You say the model is simple, but the ideas and thought including math and programming involve makes this just jaw dropping

Thank for sharing!

[Boxerlego]

Ah, I would not have expected a TeX plugin on a LEGO forum! I'll take a stab at explaining the trajectory estimation this weekend, that's the more interesting and fun problem here. The calibration barely works, and requires a lot more background.

Well, this robot does have two eyes, and it still has to do lots of math!

It really is pretty interesting to try and understand how humans catch things, while robots have to do incredible amounts of arithmetic to do the same.

I read an interesting paper back while I was working on this project that provided a reasonable explanation of how humans catch things, but I can't find it again. The gist was that humans (and animals) are basically doing a similar triangles analysis (unconsciously, of course) constantly while watching the ball, and by moving to keep the triangle the same relative shape (i.e. similar) leads the person to where the ball will land.
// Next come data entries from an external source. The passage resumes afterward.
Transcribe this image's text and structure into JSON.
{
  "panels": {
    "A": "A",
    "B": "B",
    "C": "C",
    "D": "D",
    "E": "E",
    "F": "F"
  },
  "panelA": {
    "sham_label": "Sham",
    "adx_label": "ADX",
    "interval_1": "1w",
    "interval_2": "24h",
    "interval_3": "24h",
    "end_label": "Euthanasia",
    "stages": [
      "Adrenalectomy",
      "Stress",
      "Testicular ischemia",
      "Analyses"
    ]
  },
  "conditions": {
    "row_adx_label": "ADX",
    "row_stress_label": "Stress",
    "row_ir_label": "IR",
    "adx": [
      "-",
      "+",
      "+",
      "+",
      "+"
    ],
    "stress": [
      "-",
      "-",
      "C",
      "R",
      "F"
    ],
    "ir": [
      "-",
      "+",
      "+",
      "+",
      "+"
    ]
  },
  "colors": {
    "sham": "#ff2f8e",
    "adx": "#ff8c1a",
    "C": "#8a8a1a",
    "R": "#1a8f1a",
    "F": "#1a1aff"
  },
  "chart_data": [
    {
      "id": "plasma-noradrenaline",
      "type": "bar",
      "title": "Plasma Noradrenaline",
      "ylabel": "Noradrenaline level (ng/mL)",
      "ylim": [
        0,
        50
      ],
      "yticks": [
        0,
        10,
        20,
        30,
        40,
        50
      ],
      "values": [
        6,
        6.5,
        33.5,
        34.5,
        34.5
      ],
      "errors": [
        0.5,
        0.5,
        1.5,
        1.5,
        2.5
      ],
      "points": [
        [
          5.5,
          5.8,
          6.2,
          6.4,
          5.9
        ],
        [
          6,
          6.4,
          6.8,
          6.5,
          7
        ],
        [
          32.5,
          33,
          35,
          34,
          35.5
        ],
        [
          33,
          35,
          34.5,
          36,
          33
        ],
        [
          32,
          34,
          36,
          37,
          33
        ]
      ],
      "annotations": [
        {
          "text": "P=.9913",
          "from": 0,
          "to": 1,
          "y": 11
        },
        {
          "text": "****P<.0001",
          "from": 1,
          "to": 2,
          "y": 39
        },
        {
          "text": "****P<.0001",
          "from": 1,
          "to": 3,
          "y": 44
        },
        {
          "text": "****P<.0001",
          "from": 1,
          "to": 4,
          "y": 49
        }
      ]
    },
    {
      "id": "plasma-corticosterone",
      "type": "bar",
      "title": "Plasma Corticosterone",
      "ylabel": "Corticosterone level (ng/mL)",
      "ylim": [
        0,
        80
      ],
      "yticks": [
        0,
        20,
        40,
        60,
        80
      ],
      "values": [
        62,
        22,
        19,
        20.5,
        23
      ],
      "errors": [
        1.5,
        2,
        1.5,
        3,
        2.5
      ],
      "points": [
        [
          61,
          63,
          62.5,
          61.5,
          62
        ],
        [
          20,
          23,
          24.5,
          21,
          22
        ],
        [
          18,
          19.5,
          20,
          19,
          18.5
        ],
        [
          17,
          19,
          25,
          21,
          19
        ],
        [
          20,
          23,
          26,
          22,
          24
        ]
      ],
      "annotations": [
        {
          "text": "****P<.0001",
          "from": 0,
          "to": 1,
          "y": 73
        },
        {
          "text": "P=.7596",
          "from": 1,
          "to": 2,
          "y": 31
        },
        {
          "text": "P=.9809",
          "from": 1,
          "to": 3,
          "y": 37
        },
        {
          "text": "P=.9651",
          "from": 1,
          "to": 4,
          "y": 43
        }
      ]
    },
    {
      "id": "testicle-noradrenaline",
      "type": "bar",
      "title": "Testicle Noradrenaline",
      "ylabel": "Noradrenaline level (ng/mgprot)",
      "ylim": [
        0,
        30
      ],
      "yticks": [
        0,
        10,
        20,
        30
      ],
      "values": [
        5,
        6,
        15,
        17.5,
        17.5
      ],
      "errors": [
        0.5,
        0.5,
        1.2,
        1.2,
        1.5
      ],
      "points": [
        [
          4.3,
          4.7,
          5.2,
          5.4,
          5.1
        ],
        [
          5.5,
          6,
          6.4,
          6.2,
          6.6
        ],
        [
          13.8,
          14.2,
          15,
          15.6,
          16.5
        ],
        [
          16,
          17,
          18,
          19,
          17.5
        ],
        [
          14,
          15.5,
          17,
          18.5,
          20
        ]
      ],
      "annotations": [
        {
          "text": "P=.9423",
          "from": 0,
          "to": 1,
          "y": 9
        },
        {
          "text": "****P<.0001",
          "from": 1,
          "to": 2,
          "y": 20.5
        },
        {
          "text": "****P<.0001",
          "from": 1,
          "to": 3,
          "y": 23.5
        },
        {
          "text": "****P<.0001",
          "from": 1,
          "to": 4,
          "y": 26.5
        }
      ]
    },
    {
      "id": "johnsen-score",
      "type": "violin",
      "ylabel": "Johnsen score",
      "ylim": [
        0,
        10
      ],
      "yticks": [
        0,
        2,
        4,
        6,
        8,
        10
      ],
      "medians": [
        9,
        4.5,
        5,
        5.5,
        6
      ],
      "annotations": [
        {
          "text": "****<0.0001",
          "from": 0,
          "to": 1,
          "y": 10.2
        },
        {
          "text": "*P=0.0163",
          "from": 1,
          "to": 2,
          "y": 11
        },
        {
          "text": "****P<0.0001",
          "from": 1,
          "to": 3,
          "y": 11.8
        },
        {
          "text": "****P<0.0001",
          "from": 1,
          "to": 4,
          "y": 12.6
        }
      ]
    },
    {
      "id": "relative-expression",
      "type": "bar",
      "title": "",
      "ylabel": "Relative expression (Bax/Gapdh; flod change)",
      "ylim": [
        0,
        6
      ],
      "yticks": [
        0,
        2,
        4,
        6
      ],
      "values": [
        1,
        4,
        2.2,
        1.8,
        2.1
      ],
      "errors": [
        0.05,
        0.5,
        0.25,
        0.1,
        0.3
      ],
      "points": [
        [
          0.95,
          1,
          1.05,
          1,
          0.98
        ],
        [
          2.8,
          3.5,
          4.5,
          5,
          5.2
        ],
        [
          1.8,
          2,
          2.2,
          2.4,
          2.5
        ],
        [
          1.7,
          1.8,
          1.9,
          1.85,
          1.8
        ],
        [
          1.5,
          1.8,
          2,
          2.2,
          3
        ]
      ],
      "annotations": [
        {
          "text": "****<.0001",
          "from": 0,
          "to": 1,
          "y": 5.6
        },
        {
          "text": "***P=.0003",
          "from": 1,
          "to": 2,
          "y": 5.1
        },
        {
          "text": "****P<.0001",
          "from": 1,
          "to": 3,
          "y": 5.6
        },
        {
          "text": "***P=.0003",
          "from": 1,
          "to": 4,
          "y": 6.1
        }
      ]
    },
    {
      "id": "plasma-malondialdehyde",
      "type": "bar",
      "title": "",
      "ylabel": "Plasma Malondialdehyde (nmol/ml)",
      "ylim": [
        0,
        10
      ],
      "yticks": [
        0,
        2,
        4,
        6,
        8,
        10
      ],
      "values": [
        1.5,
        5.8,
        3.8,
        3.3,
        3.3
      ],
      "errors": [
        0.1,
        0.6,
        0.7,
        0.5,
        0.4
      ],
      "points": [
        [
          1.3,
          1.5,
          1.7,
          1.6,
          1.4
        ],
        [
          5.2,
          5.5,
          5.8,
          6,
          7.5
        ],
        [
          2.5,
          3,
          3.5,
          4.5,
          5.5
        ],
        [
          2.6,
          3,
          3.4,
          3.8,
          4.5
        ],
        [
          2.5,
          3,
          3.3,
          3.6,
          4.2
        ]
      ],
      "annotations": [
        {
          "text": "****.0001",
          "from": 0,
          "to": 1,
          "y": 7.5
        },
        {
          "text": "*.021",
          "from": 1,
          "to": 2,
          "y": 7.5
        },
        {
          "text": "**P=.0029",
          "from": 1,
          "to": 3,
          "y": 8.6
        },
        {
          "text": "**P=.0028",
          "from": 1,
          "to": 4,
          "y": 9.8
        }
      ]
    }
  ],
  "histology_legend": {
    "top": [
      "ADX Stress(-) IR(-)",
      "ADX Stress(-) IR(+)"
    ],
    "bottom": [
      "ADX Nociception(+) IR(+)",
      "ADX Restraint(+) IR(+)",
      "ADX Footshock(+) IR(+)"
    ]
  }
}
That's not enough information to reproduce the thought exactly. I clearly didn't understand it well enough to make it stick... maybe one of you can connect the dots from my lame attempt at reproducing the argument... :)
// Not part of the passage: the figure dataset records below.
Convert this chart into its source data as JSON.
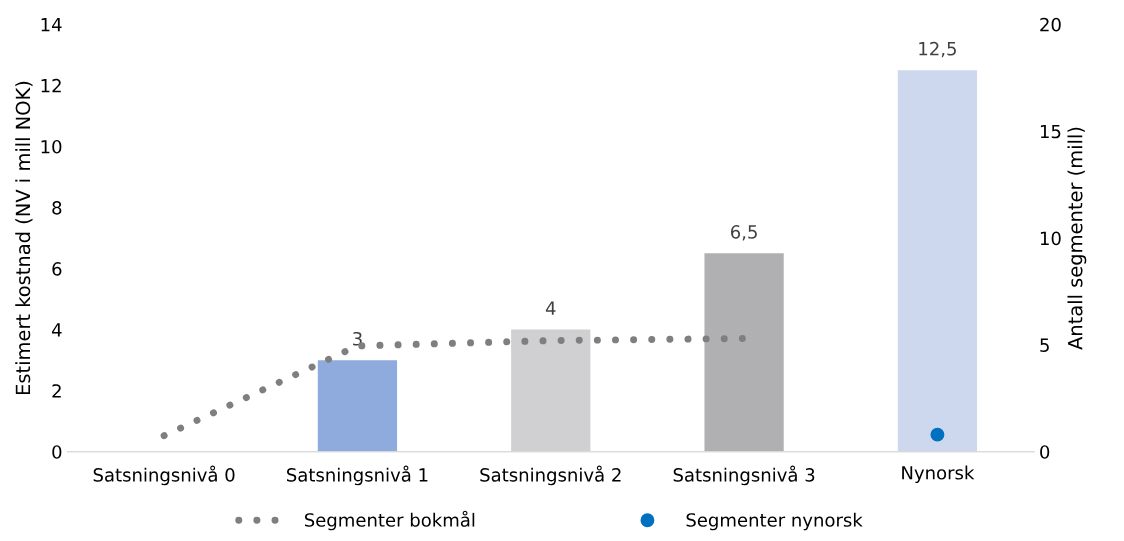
{
  "chart_data": {
    "type": "bar",
    "categories": [
      "Satsningsnivå 0",
      "Satsningsnivå 1",
      "Satsningsnivå 2",
      "Satsningsnivå 3",
      "Nynorsk"
    ],
    "ylabel": "Estimert kostnad (NV i mill NOK)",
    "y2label": "Antall segmenter (mill)",
    "ylim": [
      0,
      14
    ],
    "yticks": [
      0,
      2,
      4,
      6,
      8,
      10,
      12,
      14
    ],
    "y2lim": [
      0,
      20
    ],
    "y2ticks": [
      0,
      5,
      10,
      15,
      20
    ],
    "series": [
      {
        "values": [
          null,
          3,
          4,
          6.5,
          12.5
        ],
        "colors": [
          "#8faadc",
          "#8faadc",
          "#d0d0d2",
          "#b0b0b2",
          "#cdd7ee"
        ],
        "value_labels": [
          null,
          "3",
          "4",
          "6,5",
          "12,5"
        ]
      },
      {
        "type": "line",
        "name": "Segmenter bokmål",
        "axis": "y2",
        "color": "#7f7f7f",
        "line_style": "dotted",
        "values": [
          0.75,
          4.95,
          5.2,
          5.3,
          null
        ]
      },
      {
        "type": "scatter",
        "name": "Segmenter nynorsk",
        "axis": "y2",
        "color": "#0070c0",
        "marker": "circle",
        "x": [
          "Nynorsk"
        ],
        "values": [
          0.8
        ]
      }
    ],
    "grid": false,
    "legend": "bottom"
  }
}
I think what you did is amazing here with Lego. But when it come about catching objects thrown I look at it from a more logical side rather then a big math equation. Sure we got to start some where and baby steps are needed but sometimes we need to ask how will this "fit in the future design". Sure your Lego Robot can catch a ball but can it throw it as well and you now get the idea how that eventually ends. Its all natural progression. If your Lego Robot can throw and catch a ball then try something along the lines having the Lego Robot bounce a ball off the wall and catch it or make another Identical Lego catching Robot that can pass a ball back and fourth. That would be the next expansion for your build to push the concept further. Its incredible to see a Lego Robot programmed to catch a ball, Lost of possible ideas to be developed around that concept alone.

[dsharlet]

Fantastic creation!

You say the model is simple, but the ideas and thought including math and programming involve makes this just jaw dropping

Thank for sharing!

I just meant the inside of the robot is boring, there's no moving parts. It's just lots and lots of beams to make the robot rigid :)
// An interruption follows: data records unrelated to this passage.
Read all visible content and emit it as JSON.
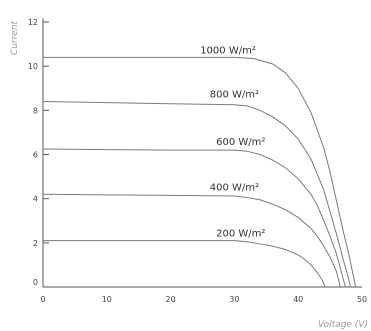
{
  "chart_data": {
    "type": "line",
    "title": "",
    "xlabel": "Voltage (V)",
    "ylabel": "Current",
    "xlim": [
      0,
      50
    ],
    "ylim": [
      0,
      12
    ],
    "xticks": [
      "0",
      "10",
      "20",
      "30",
      "40",
      "50"
    ],
    "yticks": [
      "0",
      "2",
      "4",
      "6",
      "8",
      "10",
      "12"
    ],
    "grid": false,
    "line_color": "#7a7a7a",
    "axis_color": "#555555",
    "series": [
      {
        "name": "1000 W/m²",
        "x": [
          0,
          10,
          20,
          30,
          33,
          36,
          38,
          40,
          42,
          44,
          45,
          46,
          47,
          48,
          48.5,
          49
        ],
        "y": [
          10.4,
          10.4,
          10.4,
          10.4,
          10.35,
          10.1,
          9.7,
          9.0,
          7.9,
          6.3,
          5.2,
          3.9,
          2.6,
          1.4,
          0.7,
          0
        ]
      },
      {
        "name": "800 W/m²",
        "x": [
          0,
          10,
          20,
          30,
          32,
          34,
          36,
          38,
          40,
          42,
          44,
          45,
          46,
          47,
          47.7,
          48.2
        ],
        "y": [
          8.4,
          8.35,
          8.3,
          8.25,
          8.2,
          8.0,
          7.7,
          7.3,
          6.7,
          5.8,
          4.4,
          3.4,
          2.4,
          1.3,
          0.6,
          0
        ]
      },
      {
        "name": "600 W/m²",
        "x": [
          0,
          10,
          20,
          30,
          32,
          34,
          36,
          38,
          40,
          42,
          43,
          44,
          45,
          46,
          47.4
        ],
        "y": [
          6.25,
          6.22,
          6.2,
          6.2,
          6.15,
          6.0,
          5.75,
          5.4,
          4.9,
          4.2,
          3.7,
          3.0,
          2.3,
          1.5,
          0
        ]
      },
      {
        "name": "400 W/m²",
        "x": [
          0,
          10,
          20,
          30,
          32,
          34,
          36,
          38,
          40,
          42,
          43,
          44,
          45,
          46,
          46.6
        ],
        "y": [
          4.2,
          4.17,
          4.15,
          4.12,
          4.05,
          3.95,
          3.75,
          3.5,
          3.15,
          2.65,
          2.3,
          1.85,
          1.35,
          0.7,
          0
        ]
      },
      {
        "name": "200 W/m²",
        "x": [
          0,
          10,
          20,
          30,
          32,
          34,
          36,
          38,
          40,
          41,
          42,
          43,
          43.8,
          44.2
        ],
        "y": [
          2.1,
          2.1,
          2.1,
          2.1,
          2.05,
          1.95,
          1.85,
          1.7,
          1.45,
          1.25,
          1.0,
          0.65,
          0.3,
          0
        ]
      }
    ],
    "label_positions_x": [
      29,
      30,
      31,
      30,
      31
    ]
  }
}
Depending on what you're using to write, you might be able to get a LaTeX plugin to show the math. In a pinch, you could always use an external LaTeX renderer to make little pictures full of mathematics, and then embed those in your text.

Owen.

It's not clear to me how to use the plugin. Instead, I wrote up a post describing the trajectory estimation in more detail: http://www.dsharlet.com/2016/09/11/estimating-the-3d-trajectory-of-a-flying-object-from-2d-observations/

Please let me know if any of it is unclear! However, I have to warn you, that without some background in some of these topics (non-linear optimization, computer vision/camera geometry) it might be difficult to understand, I didn't attempt to explain the math that isn't specific to this problem.